When taken in beverage form, caffeine begins to take effect within five minutes, and reaches its peak effect in about 30 minutes. It takes about four hours for half of a given dose of caffeine to be metabolized by the body. Normally, almost all ingested caffeine is metabolized, and there is no day-to-day accumulation of the drug in the body.

Is caffeine dangerous?

Moderate amounts of caffeine—up to about 300 mg a day (e.g., three to four average cups of coffee)—will rarely harm an otherwise healthy adult. But if you regularly drink more than six to eight cups of coffee—or your daily dose of caffeine, from various caffeine-containing products, is higher than 600 mg—you may have trouble sleeping, feel anxious, restless and depressed and develop stomach ulcers. Higher amounts can cause extreme agitation, tremors and a very rapid and irregular heartbeat.

Small amounts of caffeine have a greater effect on children because of their smaller body size. It is wise to be aware of how much caffeine your children consume in chocolate products, soft drinks and medications. Although caffeine has not been proven to cause birth defects, pregnant women are advised to take as little of it as possible to reduce possible risks to their baby’s health. Nursing mothers should be aware that caffeine is excreted in breast milk.

An adult can die from orally consuming more than 5,000 mg—the equivalent of 40 strong cups of coffee—over a very short time.

Is caffeine addictive?

Regular use of caffeine can make you physically dependent on caffeine. That means that if you abruptly stop using caffeine-containing products, you may feel edgy and tired and have a bad headache. These symptoms usually appear 18 to 24 hours after the last use of caffeine, and gradually fade over the following week.
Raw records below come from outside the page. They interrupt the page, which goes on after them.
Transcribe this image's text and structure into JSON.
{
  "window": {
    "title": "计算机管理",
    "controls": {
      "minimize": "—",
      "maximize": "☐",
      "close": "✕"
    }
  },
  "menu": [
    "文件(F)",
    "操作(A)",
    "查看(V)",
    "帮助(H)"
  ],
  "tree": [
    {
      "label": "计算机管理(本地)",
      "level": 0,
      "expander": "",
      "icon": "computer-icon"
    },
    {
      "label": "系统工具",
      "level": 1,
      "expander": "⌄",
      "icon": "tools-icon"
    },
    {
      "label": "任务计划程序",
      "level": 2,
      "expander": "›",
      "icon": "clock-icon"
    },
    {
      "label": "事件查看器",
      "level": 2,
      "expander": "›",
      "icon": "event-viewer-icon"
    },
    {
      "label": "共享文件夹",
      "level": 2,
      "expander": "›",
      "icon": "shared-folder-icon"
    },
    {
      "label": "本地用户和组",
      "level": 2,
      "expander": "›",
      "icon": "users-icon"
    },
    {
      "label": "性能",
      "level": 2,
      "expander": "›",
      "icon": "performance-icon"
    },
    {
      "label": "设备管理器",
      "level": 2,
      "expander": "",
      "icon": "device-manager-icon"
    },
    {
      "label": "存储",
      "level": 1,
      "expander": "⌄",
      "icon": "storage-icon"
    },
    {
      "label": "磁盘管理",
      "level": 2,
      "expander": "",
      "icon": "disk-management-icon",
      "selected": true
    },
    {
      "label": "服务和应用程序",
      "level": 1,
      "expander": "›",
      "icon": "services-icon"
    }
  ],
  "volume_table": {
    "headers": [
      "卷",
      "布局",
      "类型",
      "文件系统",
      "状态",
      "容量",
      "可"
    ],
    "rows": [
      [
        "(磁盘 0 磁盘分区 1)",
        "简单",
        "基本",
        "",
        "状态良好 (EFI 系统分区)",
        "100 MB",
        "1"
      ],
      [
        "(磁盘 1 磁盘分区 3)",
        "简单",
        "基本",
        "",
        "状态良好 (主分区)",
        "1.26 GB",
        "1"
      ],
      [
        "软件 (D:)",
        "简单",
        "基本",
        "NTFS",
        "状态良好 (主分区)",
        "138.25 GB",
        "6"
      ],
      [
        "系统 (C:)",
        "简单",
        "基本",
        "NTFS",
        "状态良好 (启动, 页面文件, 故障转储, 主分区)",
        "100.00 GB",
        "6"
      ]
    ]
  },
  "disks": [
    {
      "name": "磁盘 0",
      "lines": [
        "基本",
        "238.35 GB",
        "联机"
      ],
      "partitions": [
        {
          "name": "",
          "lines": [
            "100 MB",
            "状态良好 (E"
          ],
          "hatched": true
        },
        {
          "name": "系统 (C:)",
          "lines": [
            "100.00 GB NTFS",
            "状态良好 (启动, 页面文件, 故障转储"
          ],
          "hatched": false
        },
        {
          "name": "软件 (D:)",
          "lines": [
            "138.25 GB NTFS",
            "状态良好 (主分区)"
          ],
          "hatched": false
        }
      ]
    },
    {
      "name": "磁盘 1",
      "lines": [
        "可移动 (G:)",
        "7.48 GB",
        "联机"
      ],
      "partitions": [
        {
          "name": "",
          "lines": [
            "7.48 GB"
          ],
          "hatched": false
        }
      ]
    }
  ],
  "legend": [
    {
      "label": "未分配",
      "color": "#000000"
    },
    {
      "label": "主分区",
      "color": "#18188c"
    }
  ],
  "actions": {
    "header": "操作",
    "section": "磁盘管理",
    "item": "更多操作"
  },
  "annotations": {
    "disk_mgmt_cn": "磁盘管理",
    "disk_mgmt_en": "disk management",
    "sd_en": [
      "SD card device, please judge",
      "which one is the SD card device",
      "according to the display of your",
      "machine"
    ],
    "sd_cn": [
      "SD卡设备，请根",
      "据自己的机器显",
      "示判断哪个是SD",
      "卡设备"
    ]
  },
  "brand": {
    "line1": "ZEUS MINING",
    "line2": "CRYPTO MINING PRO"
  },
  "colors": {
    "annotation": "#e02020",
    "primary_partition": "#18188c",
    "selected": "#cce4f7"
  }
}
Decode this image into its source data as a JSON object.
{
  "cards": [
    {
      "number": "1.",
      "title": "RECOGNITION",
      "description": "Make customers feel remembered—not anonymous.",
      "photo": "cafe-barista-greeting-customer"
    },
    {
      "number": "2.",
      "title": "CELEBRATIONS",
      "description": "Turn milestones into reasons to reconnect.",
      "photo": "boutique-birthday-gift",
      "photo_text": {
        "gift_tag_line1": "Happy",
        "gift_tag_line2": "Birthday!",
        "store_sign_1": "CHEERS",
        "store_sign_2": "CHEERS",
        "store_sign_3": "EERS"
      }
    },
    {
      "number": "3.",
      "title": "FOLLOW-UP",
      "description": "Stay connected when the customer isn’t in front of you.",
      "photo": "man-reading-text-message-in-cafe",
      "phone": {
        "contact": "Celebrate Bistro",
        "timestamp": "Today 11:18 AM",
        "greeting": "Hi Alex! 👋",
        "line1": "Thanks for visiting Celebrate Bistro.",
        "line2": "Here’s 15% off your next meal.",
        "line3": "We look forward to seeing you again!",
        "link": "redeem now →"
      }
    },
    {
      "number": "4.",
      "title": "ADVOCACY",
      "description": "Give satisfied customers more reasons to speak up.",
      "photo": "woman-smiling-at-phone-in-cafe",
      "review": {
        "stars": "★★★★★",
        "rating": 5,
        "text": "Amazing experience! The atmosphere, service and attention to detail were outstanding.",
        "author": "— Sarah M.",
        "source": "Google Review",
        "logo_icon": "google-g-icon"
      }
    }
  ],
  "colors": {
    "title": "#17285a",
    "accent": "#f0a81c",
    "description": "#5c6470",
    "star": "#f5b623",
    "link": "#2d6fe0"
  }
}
What are the long-term effects of taking caffeine?
Healthy adults do not appear to suffer any long-term effects from consuming moderate doses of caffeine daily. Larger daily doses (in some individuals as little as 250 mg, or three cups of coffee a day) may produce restlessness, nervousness, insomnia, flushed face, increased urination, muscle twitching, stomach upset and agitation.

Caffeine use appears to be associated with irregular heartbeat and may raise cholesterol levels, but there is no firm evidence that caffeine causes heart disease. Although caffeine is suspected to be a cause of cancer, the evidence is contradictory and does not allow a clear conclusion. Some studies indicate that caffeine can cause changes in the cells of the body and in the way these cells reproduce themselves.

Lifelong use of coffee and other forms of caffeine may be associated with loss of bone density in women, increasing the risk of osteoporosis.